As described above, according to the present invention, it is possible to prevent erroneous disconnection of the protector circuit breaker due to the load rush current caused by the characteristics of the network relay. Also,
The prevention of erroneous disconnection due to the load inrush current is not performed with the time-delayed characteristic during the period when the load inrush current is occurring.
It does not prevent the establishment of the network protection disconnection protection coordination.

[Brief description of drawings]

FIG. 1 is a system diagram of a network power distribution system to which a network protector according to an embodiment of the present invention is applied.

FIG. 2 is a circuit diagram of a control circuit according to an embodiment of the present invention.

FIG. 3 is a characteristic diagram of a closing area and a breaking area of the protector circuit breaker according to the embodiment of the present invention.

FIG. 4 is a circuit diagram of a control circuit when a phase advancing capacitor is turned on to the load side when the network relay according to the embodiment of the present invention operates.

FIG. 5 is a characteristic diagram showing vector composition of a load inrush current and a phase advance capacitor current in an operation characteristic diagram of the network relay according to the embodiment of the present invention.

FIG. 6 is a system diagram of a conventional network power distribution system.

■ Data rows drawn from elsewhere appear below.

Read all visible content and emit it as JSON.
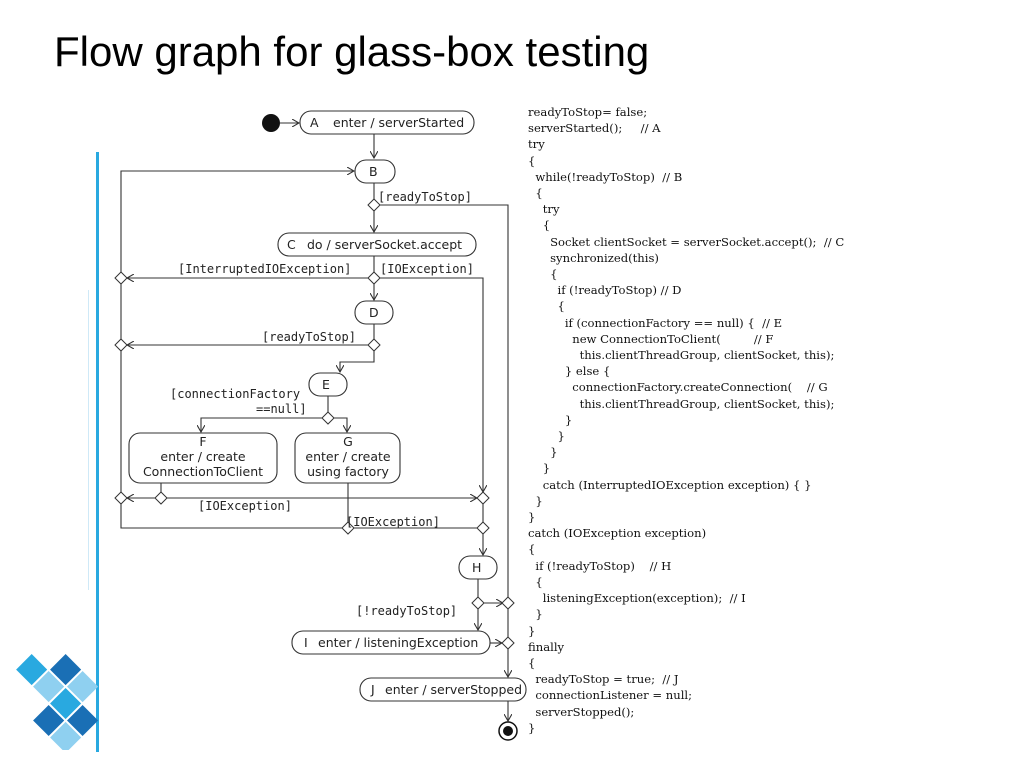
{
  "title": "Flow graph for glass-box testing",
  "colors": {
    "accent": "#29a9e0",
    "decor_dark": "#1a6fb5",
    "decor_light": "#8fd0f0"
  },
  "diagram": {
    "nodes": {
      "A": [
        "A",
        "enter / serverStarted"
      ],
      "B": "B",
      "C": [
        "C",
        "do / serverSocket.accept"
      ],
      "D": "D",
      "E": "E",
      "F": [
        "F",
        "enter / create",
        "ConnectionToClient"
      ],
      "G": [
        "G",
        "enter / create",
        "using factory"
      ],
      "H": "H",
      "I": [
        "I",
        "enter / listeningException"
      ],
      "J": [
        "J",
        "enter / serverStopped"
      ]
    },
    "guards": {
      "ready1": "[readyToStop]",
      "interrupted": "[InterruptedIOException]",
      "ioexc1": "[IOException]",
      "ready2": "[readyToStop]",
      "connfactory_1": "[connectionFactory",
      "connfactory_2": "==null]",
      "ioexc2": "[IOException]",
      "ioexc3": "[IOException]",
      "notready": "[!readyToStop]"
    }
  },
  "code": [
    "readyToStop= false;",
    "serverStarted();     // A",
    "try",
    "{",
    "  while(!readyToStop)  // B",
    "  {",
    "    try",
    "    {",
    "      Socket clientSocket = serverSocket.accept();  // C",
    "      synchronized(this)",
    "      {",
    "        if (!readyToStop) // D",
    "        {",
    "          if (connectionFactory == null) {  // E",
    "            new ConnectionToClient(         // F",
    "              this.clientThreadGroup, clientSocket, this);",
    "          } else {",
    "            connectionFactory.createConnection(    // G",
    "              this.clientThreadGroup, clientSocket, this);",
    "          }",
    "        }",
    "      }",
    "    }",
    "    catch (InterruptedIOException exception) { }",
    "  }",
    "}",
    "catch (IOException exception)",
    "{",
    "  if (!readyToStop)    // H",
    "  {",
    "    listeningException(exception);  // I",
    "  }",
    "}",
    "finally",
    "{",
    "  readyToStop = true;  // J",
    "  connectionListener = null;",
    "  serverStopped();",
    "}"
  ]
}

FIG. 7 is an operation characteristic diagram of a conventional network relay.

[Explanation of symbols]

11 ... Load transformer, 12 ... Take-off circuit breaker, 13 ... Network busbar, 14 ... Network protector, 15
… Protector breaker, 16… Transducer current transformer,
17 ... Network transformer, 18 ... Load disconnector, 19 ...
Meter transformer, 20 ... Phase comparison relay, 21 ... Network relay, 22 ... Network current transformer, 23 ... Current phase angle detection relay, 24 ... Control circuit, 25 ... NOT circuit,
26 ... AND circuit, 27 ... Timer

Claims (2)

[Claims] 1. A network protector for protecting the load side of a network power distribution system, wherein power is supplied from a plurality of high-voltage distribution lines to a network bus, and further power is supplied from the network bus through a protector breaker to the load side. , A current phase angle detection relay that operates when the phase angle of the current flowing into the load side is a delay of 0 to π / 2 with respect to the network bus voltage, and that reverse power flows from the load side to the network bus line. A network comprising a network relay for preventing and a control circuit for opening the protector breaker when the current phase angle detection relay is inoperative and the operating state of the network relay continues for a predetermined time period or longer. Protector. 2. A network protector for protecting the load side of a network power distribution system, wherein power is supplied from a plurality of high-voltage distribution lines to a network bus and further power is supplied from the network bus to a load side via a protector breaker. , A network relay that prevents reverse power from flowing from the load side to the network bus, and a phase advancing capacitor is turned on to the load side when the network relay operates and the operating state of the network relay continues for a predetermined time or longer. And a control circuit that opens the protector circuit breaker when the network protector is opened.